Again, given how much data AAMC collects and disseminates, why is this such a well kept secret? The reapplicant admit rate is irrelevant, the percent of applicants who are never successful is irrelevant, but each and every data set they publish in "2019 FACTS: Applicants and Matriculants Data" is not? Really???
Since I started this thread, I went back to the only data set that I have access to. This UG does not publish reapplicant data (it seems like nobody does), but they do break down outcomes by number of gap years, which might be a loose proxy for being a reapplicant beyond a certain point.

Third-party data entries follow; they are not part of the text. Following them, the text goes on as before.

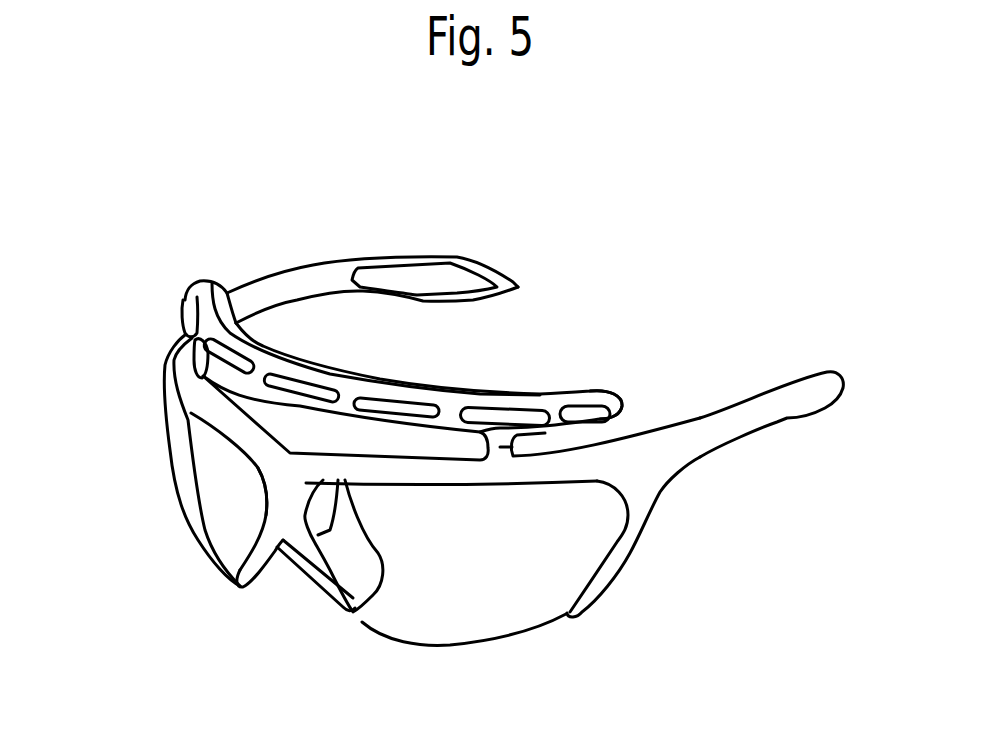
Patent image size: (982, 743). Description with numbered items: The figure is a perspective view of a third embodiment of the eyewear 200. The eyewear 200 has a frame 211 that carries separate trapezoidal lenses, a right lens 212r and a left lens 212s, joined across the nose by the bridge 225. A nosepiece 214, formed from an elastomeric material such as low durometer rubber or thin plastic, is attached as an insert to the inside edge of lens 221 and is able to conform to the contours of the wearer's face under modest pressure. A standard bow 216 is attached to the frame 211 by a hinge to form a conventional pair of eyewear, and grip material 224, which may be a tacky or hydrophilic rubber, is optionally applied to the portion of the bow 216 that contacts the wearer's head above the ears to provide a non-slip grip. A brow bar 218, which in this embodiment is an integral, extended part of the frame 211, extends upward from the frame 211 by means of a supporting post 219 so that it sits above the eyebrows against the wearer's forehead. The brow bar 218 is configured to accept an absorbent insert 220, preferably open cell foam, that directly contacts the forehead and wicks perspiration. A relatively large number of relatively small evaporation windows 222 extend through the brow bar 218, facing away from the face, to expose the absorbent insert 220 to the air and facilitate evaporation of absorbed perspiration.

The eyewear 200 is at (466, 473).
The frame 211 is at (637, 516).
The right lens 212r is at (210, 493).
The left lens 212s is at (540, 560).
The nosepiece 214 is at (277, 550).
The bow 216 is at (732, 428).
The brow bar 218 is at (622, 411).
The supporting post 219 is at (545, 434).
The absorbent insert 220 is at (488, 398).
The inside edge of lens 221 is at (343, 606).
The evaporation window 222 is at (320, 395).
The grip material 224 is at (436, 280).
The bridge 225 is at (290, 481).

Interestingly, while one can argue that reapplicants have an opportunity to make great improvements, it is also true, if the process is not random, that reapplicants are reapplicants for a reason, and, if so, it would be expected that their accept rates would be lower than random first time applicants. For this one school, admit rates for applicants with between zero and two gap years are remarkably similar, and the number drops by half after that.
Of course, one could be a reapplicant with one or two gap years, but it is much more likely with more than two than with less, and it's probably not a coincidence that the admit rate drops precipitously at this point. Why is this irrelevant data such a secret, and why isn't it published along with all of the other irrelevant data made available to us by AAMC?